On the pathway to synthesizing synthetic model systems for human cartilage, macroinitiators for the ATRP of styrene sulfonate esters with different chain lengths and initiation site densities from 10 % to 100 % were synthesized. Polymer brushes from styrene sulfonate ethyl ester and styrene sulfonate dodecyl ester with varying grafting density, backbone length and side chain length were synthesized and characterized by 1H-NMR, AUC, AFM, TEM, and in the case of the ethyl esters, GPC-MALLS. Polyelectrolyte brushes from styrene sulfonate were synthesized from the corresponding esters. These brushes were characterized in solution (GPC-MALLS, static and dynamic light scattering, SANS, 1H-NMR) and on solid interfaces (AFM and TEM). It was shown that these brushes may form extended aggregates in solution. The aggregation behavior and the size and shape of the aggregates depend on the side chain length and the degree of saponification. For samples with identical backbone and side chain length, but varying degrees of ester hydrolysis, marked differences in the aggregation behavior were observed. A functionalized ATRP macroinitiator with a positively charged head group was synthesized and employed for the synthesis of a functionalized polyelectrolyte brush. These brushes were found to form complexes with negatively charged latex particles and are thus suitable as proteoglycan models in the proteoglycan-hyaluronic acid complex.

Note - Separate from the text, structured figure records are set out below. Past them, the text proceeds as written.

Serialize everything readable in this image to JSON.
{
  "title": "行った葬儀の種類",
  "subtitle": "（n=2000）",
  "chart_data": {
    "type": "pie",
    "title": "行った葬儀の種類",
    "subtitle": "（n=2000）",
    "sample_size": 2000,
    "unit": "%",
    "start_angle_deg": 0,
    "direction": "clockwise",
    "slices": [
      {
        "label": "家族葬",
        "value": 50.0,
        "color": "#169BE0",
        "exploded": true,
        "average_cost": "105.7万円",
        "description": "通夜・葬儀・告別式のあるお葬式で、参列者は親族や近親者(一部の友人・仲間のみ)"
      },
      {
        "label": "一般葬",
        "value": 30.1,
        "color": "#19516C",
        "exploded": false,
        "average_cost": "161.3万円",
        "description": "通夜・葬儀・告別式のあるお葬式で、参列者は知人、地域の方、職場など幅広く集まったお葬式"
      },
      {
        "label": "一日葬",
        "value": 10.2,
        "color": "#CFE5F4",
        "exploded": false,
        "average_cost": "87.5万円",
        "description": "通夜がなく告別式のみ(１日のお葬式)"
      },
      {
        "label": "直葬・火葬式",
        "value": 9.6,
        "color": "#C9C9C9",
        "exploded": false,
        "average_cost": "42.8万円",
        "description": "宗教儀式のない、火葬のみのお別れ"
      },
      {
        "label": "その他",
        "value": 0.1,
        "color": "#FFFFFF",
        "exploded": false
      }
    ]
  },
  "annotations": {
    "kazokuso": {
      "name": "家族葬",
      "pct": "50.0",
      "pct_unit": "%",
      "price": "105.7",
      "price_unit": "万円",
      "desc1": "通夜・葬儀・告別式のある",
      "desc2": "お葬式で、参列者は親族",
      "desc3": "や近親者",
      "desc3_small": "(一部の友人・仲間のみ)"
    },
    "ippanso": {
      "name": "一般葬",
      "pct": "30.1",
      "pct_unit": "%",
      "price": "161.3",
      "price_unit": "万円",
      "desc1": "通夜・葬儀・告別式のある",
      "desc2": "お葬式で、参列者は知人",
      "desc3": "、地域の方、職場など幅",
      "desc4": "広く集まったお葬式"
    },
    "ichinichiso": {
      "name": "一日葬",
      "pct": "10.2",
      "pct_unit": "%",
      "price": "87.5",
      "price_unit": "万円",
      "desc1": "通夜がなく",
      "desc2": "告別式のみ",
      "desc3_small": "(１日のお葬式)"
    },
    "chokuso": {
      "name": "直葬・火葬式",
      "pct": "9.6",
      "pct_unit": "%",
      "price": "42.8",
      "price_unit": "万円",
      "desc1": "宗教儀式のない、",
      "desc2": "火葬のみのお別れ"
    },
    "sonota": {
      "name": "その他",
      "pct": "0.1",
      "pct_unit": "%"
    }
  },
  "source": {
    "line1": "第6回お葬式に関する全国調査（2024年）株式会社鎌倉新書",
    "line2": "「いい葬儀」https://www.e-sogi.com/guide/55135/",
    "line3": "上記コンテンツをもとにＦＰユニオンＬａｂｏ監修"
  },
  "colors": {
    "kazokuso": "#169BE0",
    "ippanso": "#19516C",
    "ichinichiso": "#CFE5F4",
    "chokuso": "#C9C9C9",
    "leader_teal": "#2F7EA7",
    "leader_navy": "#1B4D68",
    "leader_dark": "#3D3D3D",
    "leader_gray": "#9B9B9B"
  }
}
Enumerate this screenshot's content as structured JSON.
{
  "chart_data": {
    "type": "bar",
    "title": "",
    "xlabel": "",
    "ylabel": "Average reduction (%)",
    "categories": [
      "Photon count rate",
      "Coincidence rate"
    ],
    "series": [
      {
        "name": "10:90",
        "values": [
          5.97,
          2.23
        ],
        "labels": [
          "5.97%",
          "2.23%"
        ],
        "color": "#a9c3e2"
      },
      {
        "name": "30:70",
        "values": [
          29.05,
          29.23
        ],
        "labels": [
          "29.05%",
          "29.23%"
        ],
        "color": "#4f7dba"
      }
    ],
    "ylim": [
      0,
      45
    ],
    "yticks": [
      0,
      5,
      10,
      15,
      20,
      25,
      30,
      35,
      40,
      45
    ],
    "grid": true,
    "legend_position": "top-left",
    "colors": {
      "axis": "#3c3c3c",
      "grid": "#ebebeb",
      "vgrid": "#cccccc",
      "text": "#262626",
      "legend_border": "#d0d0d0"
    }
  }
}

Zylindrische Polymerbürsten aus Styrolsulfonsäureestern mit Propfdichen von 10-100% wurden über Atom Transfer Radical Polymerization (ATRP) aus bromierten Polymethylstyrol- Makroinitiatoren synthetisiert und durch NMR, AUZ, AFM, TEM und GPC-MALLS charakterisiert. Durch Verseifung wurden zylindrische Polyelektrolytbürsten aus Polystyrolsulfonat erhalten, die hinsichtlich ihres Aggregationsverhaltens mit GPC-MALLS, SLS, DLS, SANS, AFM und TEM charakterisiert wurden. Polyelektrolytbürsten mit einer positiv geladenen Kopfgruppe wurden durch Verwendung eines funktionalisierten Makroinitiators erhalten. Diese Bürsten waren in der Lage, Komplexe mit negativ geladenen Latexpartikeln zu bilden und sind somit geeignete Modelsysteme für das Proteoglykan-Molekül in Komplexen aus Proteoglykanen und Hyaluronsäure im menschlichen Knorpel.